Puntilloso de la impertinencia en el momento justo, fue el emisario de la palabra “comemierda”. Maestro del estilo directo con el público: “No seas comemierda. No interrumpas, que yo vivo del cuento”. O esta otra:

— ¿Qué hace usted? –le preguntó a un borracho inoportuno, en medio de un performance.
— Soy administrador.
— ¿Y a usted le gustaría que yo fuera a su oficina a desordenarle la carpetas?
— La verdad, no…
— Entonces, no sea comemierda y siéntese, que yo ahora estoy trabajando.

Precursor del entretenimiento casero, junto a Rita Montaner. Su show en cintas de VHS puso al machismo como un problema en escena. Discos de chistes, películas, programas de televisión, cientos de horas al aire en radio, obras de teatro, monólogos y veinte y pico de libros.

De leonés, negro y caribe estamos hechos. Son tres jodedores los que tenemos los venezolanos en la sangre, explicaba Aníbal Nazoa. En el caso cubano —su personaje—, vacilando entre gallego y negrito, con afectaciones colindantes al goajiro y descendiente de rubios canarios, Álvarez Guedes dio de sobra.

Al Guillermo niño, de pantalón corto y lengua larga, le rindió la vida y ninguna vez perdió el talento ni se le arrinconó el chiste. En su cabeza llevaba el siglo XVII a rastras, equidistante de las candilejas. Dígale carpa al teatro bufo y vivan en ella números humorísticos, como pasatiempo para el público.
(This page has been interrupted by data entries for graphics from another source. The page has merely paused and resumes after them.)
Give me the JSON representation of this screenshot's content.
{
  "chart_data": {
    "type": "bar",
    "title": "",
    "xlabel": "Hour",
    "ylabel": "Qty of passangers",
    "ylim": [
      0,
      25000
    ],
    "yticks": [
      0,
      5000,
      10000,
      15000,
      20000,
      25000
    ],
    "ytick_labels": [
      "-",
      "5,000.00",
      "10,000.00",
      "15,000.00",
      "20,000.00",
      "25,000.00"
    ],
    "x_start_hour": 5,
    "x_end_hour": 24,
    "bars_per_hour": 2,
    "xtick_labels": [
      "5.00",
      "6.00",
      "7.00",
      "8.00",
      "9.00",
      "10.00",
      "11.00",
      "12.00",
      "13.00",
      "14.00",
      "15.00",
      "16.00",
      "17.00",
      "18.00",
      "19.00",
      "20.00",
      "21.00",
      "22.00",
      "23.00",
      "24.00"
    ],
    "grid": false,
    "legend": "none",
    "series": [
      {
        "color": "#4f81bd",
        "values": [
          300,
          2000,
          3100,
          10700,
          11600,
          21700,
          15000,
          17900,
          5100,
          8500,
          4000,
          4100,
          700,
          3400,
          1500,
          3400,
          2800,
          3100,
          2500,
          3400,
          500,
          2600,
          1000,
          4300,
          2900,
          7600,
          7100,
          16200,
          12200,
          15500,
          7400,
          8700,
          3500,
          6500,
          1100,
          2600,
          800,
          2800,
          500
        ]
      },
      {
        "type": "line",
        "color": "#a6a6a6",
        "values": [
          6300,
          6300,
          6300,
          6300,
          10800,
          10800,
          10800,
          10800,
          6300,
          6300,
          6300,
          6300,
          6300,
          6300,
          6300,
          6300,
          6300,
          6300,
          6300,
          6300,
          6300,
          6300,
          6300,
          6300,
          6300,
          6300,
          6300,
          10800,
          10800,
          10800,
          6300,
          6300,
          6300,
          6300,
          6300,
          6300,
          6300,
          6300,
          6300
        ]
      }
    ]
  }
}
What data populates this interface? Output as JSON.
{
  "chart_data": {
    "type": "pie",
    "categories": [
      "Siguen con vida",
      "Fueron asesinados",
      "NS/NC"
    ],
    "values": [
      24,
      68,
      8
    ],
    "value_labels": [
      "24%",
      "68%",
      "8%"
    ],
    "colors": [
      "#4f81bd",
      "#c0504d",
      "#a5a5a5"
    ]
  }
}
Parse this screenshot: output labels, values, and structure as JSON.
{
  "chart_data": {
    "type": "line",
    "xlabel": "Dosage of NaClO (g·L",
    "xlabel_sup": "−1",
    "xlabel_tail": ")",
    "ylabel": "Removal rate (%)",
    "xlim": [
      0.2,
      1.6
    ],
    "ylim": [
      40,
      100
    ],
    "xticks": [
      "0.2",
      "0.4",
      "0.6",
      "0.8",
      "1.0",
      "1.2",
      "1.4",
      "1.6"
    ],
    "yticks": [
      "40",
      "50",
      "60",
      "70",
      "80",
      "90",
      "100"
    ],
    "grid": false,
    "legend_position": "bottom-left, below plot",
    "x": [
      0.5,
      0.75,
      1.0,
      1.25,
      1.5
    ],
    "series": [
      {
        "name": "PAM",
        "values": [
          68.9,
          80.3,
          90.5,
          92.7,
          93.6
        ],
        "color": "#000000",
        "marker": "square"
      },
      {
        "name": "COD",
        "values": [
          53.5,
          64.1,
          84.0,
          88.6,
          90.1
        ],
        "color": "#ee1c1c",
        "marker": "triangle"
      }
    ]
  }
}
Entre los actos musicales, el monólogo, la chanza larga, la oratio perpetua, esa sucesión sintáctica, semánticamente lineal y en clave de discurso. En tales ocasiones, el gran Guillermo construía gramaticalmente, disponía lógicamente de la expresión, usaba con elegancia y discreción las figuras retóricas del insulto como defensa y la rabia como válvula de escape de la cotidianidad desbordada.

Y así vivió una joda, al parecer bastante santa.